Many of the above problems evaporate if one regards
probabilistic models in a different light.
Instead of seeing them as competitors of Classical
mathematical models, we may regard them as
simply data compression schemes. I can, and shall,
regard a gaussian pdf as simply a
compressed way of describing a set of points in
. This follows Rissanen's approach, see
the references for details. This approach is relatively
new, but very appealing to those of us who can
almost believe in information theoretic ideas.
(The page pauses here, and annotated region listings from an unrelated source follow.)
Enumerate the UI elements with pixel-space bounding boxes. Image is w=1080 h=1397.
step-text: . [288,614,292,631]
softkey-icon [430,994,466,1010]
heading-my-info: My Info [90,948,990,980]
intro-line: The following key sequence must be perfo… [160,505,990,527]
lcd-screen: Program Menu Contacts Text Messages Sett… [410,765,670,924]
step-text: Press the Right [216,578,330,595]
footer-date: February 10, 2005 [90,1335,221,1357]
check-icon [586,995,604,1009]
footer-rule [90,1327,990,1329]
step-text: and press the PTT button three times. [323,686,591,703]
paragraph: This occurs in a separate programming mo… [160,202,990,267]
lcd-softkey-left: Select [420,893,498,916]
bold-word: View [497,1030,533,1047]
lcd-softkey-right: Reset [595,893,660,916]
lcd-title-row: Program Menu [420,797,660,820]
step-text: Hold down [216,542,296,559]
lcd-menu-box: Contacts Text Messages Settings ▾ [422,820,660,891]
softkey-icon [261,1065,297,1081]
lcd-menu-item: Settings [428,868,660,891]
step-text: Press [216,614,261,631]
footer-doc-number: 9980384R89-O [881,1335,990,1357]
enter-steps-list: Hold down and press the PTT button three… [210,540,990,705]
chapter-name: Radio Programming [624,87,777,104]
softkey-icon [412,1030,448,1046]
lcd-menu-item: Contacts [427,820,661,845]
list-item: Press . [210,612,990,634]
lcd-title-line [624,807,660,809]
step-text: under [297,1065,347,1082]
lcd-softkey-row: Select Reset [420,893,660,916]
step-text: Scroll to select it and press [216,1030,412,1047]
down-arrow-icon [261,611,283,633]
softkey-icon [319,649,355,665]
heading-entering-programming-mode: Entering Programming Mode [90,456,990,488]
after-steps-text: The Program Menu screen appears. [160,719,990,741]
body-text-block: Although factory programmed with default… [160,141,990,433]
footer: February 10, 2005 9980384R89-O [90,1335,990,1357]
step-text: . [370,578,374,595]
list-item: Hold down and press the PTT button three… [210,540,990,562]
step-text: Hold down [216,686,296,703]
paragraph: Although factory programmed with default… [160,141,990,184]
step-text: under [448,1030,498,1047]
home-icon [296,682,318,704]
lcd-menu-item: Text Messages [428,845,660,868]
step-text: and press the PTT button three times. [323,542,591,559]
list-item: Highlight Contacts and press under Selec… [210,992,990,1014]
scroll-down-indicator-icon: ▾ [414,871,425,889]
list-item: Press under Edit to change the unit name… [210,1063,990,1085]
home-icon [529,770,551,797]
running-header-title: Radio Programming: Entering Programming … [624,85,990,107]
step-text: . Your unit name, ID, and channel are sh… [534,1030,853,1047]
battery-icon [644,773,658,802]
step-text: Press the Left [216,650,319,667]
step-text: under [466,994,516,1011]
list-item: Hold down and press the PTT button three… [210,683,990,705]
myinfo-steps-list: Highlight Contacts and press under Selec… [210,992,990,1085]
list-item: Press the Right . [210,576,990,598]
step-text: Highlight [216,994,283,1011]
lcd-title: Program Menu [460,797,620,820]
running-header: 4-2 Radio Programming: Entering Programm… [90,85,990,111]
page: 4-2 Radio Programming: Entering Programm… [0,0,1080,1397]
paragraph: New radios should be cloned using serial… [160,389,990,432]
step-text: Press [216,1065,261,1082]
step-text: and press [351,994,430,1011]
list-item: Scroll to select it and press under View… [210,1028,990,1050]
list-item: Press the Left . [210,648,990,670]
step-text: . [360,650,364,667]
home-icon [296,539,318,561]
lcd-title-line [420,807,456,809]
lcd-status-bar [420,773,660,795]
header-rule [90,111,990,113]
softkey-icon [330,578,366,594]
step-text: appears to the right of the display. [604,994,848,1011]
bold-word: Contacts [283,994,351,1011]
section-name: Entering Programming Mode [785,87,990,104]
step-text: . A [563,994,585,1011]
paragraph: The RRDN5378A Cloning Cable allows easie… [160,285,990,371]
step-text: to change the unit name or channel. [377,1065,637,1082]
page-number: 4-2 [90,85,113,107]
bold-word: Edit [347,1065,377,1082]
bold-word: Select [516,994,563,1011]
As has been pointed out by Penttila,
another Finn, the Babylonians kept careful records
of eclipses and other astronomical
events. They also kept careful records of city
fires and floods and famines. The records allowed
them to eventually become able to predict eclipses
but not to predict fires, floods or famines.
Thus they only got good results on the things
they didn't actually care about. What is done
in practice is to follow the example of the Babylonians:
you try hard to use the data to make
predictions by any method you can devise. If you
can't find any pattern at all, you say to yourself
`Sod it, the bloody stuff is random'. This is
essentially a statement about your intellectual
limitations. If I am
much cleverer than you, I might be able to figure
out a pattern you cannot. What the moron
describes as `bad luck', the smarter guy identifies
as incompetence. One man's random
variable is another's causal system, as Persi
Diaconis can demonstrate with a coin.
This leads to one taking a class of models and asking how much information can each member of the class extract from the given data set? We may distinguish between a class of models which we can write down and where we are able to do the sums to answer the question how much does this model compress the data, and a class of models which might be implemented in the neural tissue of a particular human being, concerning which, it must be admitted, little can be said. For each class of models we can imagine a robot implementing that class, and using the data to select a model or subset of models from the class, possibly by maximising the amount of compression of the data. Presumably, human beings, jelly-fish and other elements of creation are also busily trying to compress the data of life's experience into some family of models. It so happens we can say very little about these machines because we didn't build them; the robots we can say a little about. And a robot of a given class will say that some data is random precisely when that robot is unable to effect any significant amount of compression with the family of models at its disposal.
Once one has abandoned attempts to determine whether anything is `realio-trulio' random and observed that randomness is relative to some system trying to extract information, much clarity is gained. The belief that there is some absolute sense of randomness, is one of those curious bits of metaphysics to which certain kinds of impractical, philosophical temperaments are vulnerable, but it makes no particular sense. The definitions of randomness in terms of description length which were initiated by Solomonoff, Kolmogorov and Chaitin gives no practical decision procedure for declaring something to be random, it only allows you, sometimes, to observe that it isn't. I shall expand upon this later. See the writings of Rissanen for the words of the prophet on these matters.